“He was a nice young man then,” says Sam Sianis, the proprietor of the Billy Goat empire. “And he still is, I think. He still likes to eat.”
Sianis was happy to see Motz when he returned to Chicago last month with a crew of four people to interview on camera Sam and his eldest son, Bill; some customers and longtime patrons (myself included); and capture the energy of those working the grill and shouting that mantra that has echoed here for nearly half a century: “Cheezborger, cheezborger.”
“This show just wouldn't be right without the Goat,” says Motz.
The first season of “Burger Land” (8 p.m. Mondays on the Travel Channel) has been and will be traveling to cities in such other states as Louisiana, New Mexico, Texas, North Carolina, New York, Tennessee, Wisconsin and Mississippi, before concluding in Illinois.
As he is in person, Motz is charming and enthusiastic on camera. He really has never met a burger he didn't like and gobbles down a gut-busting assortment.
He estimates he consumed something in the artery-clogging neighborhood of 70 during three months of filming.
Though many of the burgers are but slight variations on the classic theme, others are, well, rather odd, such as the deep-fried concoction at Dyer's in Memphis, Tenn.; a burger on a plantain bun at Pincho Factory in Miami; the “Combo” (burger with a hot dog on top) at Marty's Hamburger Stand in Los Angeles; and in Seabrook, Texas, something called the “Squealer,” which comes with bacon mixed into the beef.
“It has really been fun but exhausting,” Motz said, sitting on a stool at the Billy Goat and ordering a beer. “It was nice to revisit some of my favorite burgers, some people who have become good friends, and great places like this that never change.”
Yes, little has changed here in decades. But Motz has had quite a ride since April 2003.
Then, he was a successful 35-year-old New York-based cinematographer, working on commercials for such institutions as the New York Yankees, WNET (the PBS station in New York) and cable networks such as the History Channel and A&E.
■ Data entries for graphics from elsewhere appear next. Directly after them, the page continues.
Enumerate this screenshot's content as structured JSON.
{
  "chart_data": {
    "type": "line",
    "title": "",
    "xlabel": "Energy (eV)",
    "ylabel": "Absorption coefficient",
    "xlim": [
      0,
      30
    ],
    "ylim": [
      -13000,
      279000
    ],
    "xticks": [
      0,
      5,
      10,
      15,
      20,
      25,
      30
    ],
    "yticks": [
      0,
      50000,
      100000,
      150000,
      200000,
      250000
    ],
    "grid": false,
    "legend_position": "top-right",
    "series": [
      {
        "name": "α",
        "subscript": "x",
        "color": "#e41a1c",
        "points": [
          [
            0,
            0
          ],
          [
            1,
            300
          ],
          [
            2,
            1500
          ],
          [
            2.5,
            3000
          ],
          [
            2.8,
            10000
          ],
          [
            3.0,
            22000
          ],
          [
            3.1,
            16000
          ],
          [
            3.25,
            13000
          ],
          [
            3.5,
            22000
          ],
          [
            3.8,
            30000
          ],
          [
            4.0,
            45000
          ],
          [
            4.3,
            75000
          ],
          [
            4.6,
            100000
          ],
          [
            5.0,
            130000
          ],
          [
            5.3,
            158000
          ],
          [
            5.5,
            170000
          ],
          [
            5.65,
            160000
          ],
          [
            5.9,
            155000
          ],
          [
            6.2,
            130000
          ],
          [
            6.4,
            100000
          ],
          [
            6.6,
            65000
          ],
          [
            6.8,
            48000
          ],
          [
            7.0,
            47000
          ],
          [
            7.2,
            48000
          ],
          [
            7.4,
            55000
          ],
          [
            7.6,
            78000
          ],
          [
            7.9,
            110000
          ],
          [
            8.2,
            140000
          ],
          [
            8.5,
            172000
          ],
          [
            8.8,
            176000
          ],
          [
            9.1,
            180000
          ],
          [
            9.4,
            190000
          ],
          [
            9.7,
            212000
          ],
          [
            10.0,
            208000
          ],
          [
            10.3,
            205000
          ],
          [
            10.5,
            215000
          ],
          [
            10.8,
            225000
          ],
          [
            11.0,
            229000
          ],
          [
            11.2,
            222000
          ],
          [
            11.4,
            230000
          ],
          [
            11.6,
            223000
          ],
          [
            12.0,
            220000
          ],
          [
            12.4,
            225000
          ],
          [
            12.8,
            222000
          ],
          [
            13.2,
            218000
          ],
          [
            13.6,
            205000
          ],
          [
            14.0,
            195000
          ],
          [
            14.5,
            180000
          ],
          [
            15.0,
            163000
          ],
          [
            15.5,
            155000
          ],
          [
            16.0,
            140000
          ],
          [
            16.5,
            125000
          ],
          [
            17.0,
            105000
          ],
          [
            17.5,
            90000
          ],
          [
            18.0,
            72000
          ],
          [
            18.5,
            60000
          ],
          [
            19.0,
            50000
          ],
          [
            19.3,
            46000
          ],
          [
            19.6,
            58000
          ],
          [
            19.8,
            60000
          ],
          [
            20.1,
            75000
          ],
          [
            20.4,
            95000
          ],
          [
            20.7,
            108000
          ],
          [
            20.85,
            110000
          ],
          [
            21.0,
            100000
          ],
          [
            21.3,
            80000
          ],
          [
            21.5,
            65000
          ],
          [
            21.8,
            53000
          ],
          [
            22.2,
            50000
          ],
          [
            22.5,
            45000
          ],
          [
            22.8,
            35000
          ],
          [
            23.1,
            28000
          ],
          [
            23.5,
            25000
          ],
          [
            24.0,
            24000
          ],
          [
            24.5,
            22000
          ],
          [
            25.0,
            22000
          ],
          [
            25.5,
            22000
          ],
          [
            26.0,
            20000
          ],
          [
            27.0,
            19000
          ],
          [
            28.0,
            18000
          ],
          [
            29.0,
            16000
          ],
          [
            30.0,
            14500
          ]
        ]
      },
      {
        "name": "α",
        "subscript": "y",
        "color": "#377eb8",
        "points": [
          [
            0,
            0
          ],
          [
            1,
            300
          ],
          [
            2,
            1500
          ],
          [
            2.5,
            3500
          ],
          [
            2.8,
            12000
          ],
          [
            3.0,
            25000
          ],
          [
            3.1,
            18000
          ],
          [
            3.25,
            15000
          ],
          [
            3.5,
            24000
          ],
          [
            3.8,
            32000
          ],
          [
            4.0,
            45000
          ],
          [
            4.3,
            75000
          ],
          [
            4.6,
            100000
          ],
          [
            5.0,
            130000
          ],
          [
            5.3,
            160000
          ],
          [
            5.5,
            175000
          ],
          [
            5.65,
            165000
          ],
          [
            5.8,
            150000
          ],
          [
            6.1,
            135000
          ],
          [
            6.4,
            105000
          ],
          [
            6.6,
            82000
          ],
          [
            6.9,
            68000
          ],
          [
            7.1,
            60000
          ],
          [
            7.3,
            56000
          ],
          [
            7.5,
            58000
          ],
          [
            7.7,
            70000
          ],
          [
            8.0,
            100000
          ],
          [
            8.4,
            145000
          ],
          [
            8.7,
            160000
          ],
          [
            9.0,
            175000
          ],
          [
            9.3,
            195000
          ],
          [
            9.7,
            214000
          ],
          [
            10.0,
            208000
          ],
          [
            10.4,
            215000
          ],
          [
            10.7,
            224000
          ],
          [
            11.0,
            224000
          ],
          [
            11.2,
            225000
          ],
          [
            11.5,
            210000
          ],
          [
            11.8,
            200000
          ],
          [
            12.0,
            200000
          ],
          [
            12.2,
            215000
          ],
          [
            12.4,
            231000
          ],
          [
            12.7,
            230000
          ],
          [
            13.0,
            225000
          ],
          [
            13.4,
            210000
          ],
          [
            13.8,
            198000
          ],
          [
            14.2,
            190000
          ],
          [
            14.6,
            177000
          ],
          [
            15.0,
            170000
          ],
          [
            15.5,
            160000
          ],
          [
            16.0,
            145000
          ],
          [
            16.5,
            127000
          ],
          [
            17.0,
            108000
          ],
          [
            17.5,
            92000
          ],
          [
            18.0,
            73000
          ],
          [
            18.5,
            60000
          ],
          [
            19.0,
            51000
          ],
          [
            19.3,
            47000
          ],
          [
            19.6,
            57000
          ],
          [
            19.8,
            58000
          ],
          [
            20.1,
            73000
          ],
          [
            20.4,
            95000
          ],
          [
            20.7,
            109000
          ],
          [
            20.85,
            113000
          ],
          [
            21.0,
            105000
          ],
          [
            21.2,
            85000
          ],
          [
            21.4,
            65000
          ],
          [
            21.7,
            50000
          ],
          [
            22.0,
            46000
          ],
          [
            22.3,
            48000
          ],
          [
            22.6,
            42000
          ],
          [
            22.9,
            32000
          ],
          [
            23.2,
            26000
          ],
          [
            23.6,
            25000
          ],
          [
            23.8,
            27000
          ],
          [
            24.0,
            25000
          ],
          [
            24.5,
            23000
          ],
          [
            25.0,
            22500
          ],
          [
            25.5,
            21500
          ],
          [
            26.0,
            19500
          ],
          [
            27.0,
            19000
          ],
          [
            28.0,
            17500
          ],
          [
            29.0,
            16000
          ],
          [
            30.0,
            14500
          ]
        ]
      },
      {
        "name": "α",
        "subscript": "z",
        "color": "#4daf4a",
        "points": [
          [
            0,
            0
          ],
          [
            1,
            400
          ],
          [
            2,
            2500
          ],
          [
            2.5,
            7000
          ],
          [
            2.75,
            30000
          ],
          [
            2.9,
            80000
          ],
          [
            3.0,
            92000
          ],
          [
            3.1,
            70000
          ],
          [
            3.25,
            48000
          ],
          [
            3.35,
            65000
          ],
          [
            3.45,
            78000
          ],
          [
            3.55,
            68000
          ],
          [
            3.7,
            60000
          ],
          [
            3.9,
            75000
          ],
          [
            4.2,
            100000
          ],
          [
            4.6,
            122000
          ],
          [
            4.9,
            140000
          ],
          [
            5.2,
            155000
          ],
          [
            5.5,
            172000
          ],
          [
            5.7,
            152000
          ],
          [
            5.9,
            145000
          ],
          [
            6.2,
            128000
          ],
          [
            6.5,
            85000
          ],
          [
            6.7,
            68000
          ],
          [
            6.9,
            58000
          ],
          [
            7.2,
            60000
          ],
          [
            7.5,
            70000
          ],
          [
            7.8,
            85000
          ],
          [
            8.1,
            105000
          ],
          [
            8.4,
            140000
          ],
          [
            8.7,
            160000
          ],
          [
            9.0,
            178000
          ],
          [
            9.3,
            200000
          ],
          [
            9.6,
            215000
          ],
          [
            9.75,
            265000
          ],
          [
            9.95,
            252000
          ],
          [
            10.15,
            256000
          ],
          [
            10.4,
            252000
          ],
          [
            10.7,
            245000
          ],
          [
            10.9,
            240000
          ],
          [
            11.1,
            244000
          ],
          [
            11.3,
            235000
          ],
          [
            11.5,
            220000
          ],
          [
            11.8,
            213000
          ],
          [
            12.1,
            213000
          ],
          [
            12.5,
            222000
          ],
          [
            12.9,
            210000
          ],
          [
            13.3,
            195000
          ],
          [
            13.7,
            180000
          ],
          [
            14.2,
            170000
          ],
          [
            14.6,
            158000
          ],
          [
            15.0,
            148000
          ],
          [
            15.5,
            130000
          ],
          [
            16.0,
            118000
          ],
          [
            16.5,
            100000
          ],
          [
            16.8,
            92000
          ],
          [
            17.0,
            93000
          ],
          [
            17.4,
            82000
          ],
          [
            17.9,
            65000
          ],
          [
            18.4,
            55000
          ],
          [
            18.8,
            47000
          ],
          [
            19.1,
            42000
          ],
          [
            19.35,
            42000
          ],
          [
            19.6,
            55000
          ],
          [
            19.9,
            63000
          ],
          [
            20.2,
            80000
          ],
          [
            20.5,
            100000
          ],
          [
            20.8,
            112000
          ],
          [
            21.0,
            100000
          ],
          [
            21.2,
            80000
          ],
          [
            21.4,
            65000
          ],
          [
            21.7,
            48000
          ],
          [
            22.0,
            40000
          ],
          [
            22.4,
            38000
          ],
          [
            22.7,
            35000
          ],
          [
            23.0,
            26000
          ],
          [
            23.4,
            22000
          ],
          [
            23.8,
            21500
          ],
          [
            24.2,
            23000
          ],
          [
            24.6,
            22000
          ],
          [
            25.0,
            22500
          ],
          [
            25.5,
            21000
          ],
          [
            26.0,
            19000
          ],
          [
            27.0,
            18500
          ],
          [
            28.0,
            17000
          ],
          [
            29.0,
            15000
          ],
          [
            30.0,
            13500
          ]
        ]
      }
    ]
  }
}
Born and raised on Long Island, he fell in love with and married a Chicago girl, Casey Benjamin, and one night they were “watching TV and saw a show about hot dogs, and I thought, ‘Gee, I've never seen a really good documentary about hamburgers,'” he says.
He came up with the criteria that each place featured would have to meet: The meat had to be fresh, nothing frozen; the place had to be family-owned and be more than 40 years old; it had to have had the same burger on the menu for all those years; the burgers had to be distinctive; and the places had to have a good story to tell.
And so the Billy Goat became one of the eight burger joint stars of Motz's 2005 documentary, “Hamburger America,” which gave birth to his 2008 book, “Hamburger America: A State by State Guide to Some of the Best Burgers in America.” The book featured 100 places — the Goat, of course, but also the estimable Top-Notch Beefburgers, at 2116 W. 95th St. in the Beverly neighborhood.
Motz also found time to continue his commercial career; create and produce the Food Film Festival (an annual event here and in New York and Charleston, S.C.); and host the Travel Channel's 2011 series “Made in America,” focusing on the factories that make such iconic American products as Jack Daniels booze, Krispy Kreme doughnuts and New Balance shoes.
He and his wife now live in Brooklyn and have been busy raising two children, Ruby and Mac.
“That's the worst thing about traveling so much, not being with the family,” he said. “And I have given up burgers for a while, even though there is not a day I don't want one.”
The grill was sizzling, shouts of “Cheezborger, cheezborger. ... Double's the best,” filled the air, and daytime bartender Jeff Magill asked Motz if he'd have another beer.
I don't know if Magill will be featured when “Hamburger Land” shows the TV-viewing nation the Billy Goat. After observing the lunch crowds here for more than 30 years, he has formed some serious opinions about burgers. Magill says, “They are round and they fit in your hands. They are ergonomically correct.” Then he gets down to deeper meanings: “It's just a theory, but I think that the first meal that most kids have outside the home is a burger, and that makes them a modern archetype.”
Sam Sianis has a burger theory too: “The people like them because they're good.”